THE eighteenth annual general meeting of the Great Western Railway Company was held on March 12th in London.

Mr. Charles J. Hambro (the chairman) in the course of his speech, said: At the last annual meeting the late chairman gave you a detailed account of the negotiations with H.M. Government in connexion with the terms of compensation to govern the control of the railways by the Minister of Transport, which culminated in the financial arrangements outlined in the White Paper issued by the Government ou February 7th last year. The completion of the agreement has had to be deferred in consequence of the introduction in the House of Commons in December last of the War Damage Bill.

I have been seriously concerned at the criticisms which from time to time have been directed against the railways in regard to the working of both passenger and freight trains. I am not referring to constructive criticism, which we all welcome, nor to specific com- plaints made to the companies by passengers and traders, which, I am glad to say, are far less numerous than might be expected. What I have in mind are public criticisms designed to create the impression that the railways are inefficient and that the only remedy is nationali- sation or some other form of public control. Whatever views one may hold on this question, this is not the time to waste the energies of those responsible for running the machine by an academic dis- cussion of the merits or demerits of alternative policies which might be adopted at some future date.

The increased volume of traffic which the railways have carried does not afford any true indication of the work performed by the railways, or the extent of the difficulties with which we have had to contend. The transport requirements under war conditions are, in fact, totally different from those for which we normally cater. The flow of the traffic has completely changed.

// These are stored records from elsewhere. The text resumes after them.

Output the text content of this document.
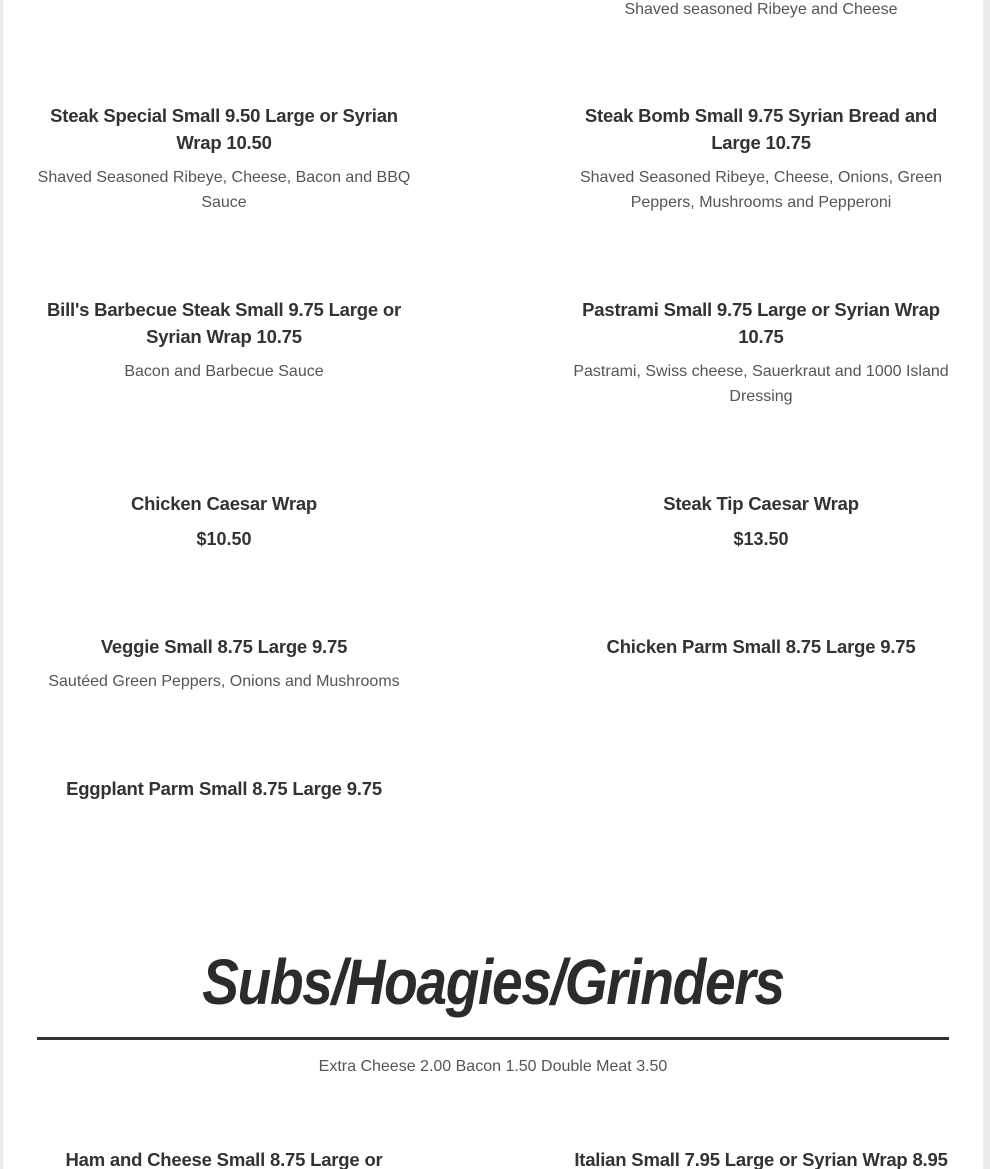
Shaved seasoned Ribeye and Cheese

Steak Special Small 9.50 Large or Syrian Wrap 10.50

Shaved Seasoned Ribeye, Cheese, Bacon and BBQ Sauce

Steak Bomb Small 9.75 Syrian Bread and Large 10.75

Shaved Seasoned Ribeye, Cheese, Onions, Green Peppers, Mushrooms and Pepperoni

Bill's Barbecue Steak Small 9.75 Large or Syrian Wrap 10.75

Bacon and Barbecue Sauce

Pastrami Small 9.75 Large or Syrian Wrap 10.75

Pastrami, Swiss cheese, Sauerkraut and 1000 Island Dressing

Chicken Caesar Wrap

$10.50

Steak Tip Caesar Wrap

$13.50

Veggie Small 8.75 Large 9.75

Sautéed Green Peppers, Onions and Mushrooms

Chicken Parm Small 8.75 Large 9.75

Eggplant Parm Small 8.75 Large 9.75

Subs/Hoagies/Grinders

Extra Cheese 2.00 Bacon 1.50 Double Meat 3.50

Ham and Cheese Small 8.75 Large or	Italian Small 7.95 Large or Syrian Wrap 8.95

Frequent complaints have been made about the shortage of house- hold coal, and our railway in particular has been strongly criticised because we have been unable in many cases to accept coal offered by a colliery and wanted by a customer. This is partly due to the fact that household coal has generally not been included in the list of traffics to which we have to afford priority, but mainly because our line facilities over certain routes, although ample under peace-time corditions, are inadequate for the vastly increased traffic which now has to be carried.

In peace time a very large quantity of the coal used in this country for domestic purposes is conveyed by sea, and whilst we all appreciate the magnificent services rendered by our seamen, we also realise that under war conditions coast-wise services must be curtailed. It is this curtailment which is the main cause of the present shortage of coal, and it is unfair in such circumstances to blame the railways for their inability to carry the additional coal required to make good the deficiency.

On the contrary, the railways are entitled to claim great credit for carrying many millions of additional tons of coal per annum to inland destinations, entailing long hauls over different routes already heavily loaded.

The report and accounts for the year 1940 were received and adopted.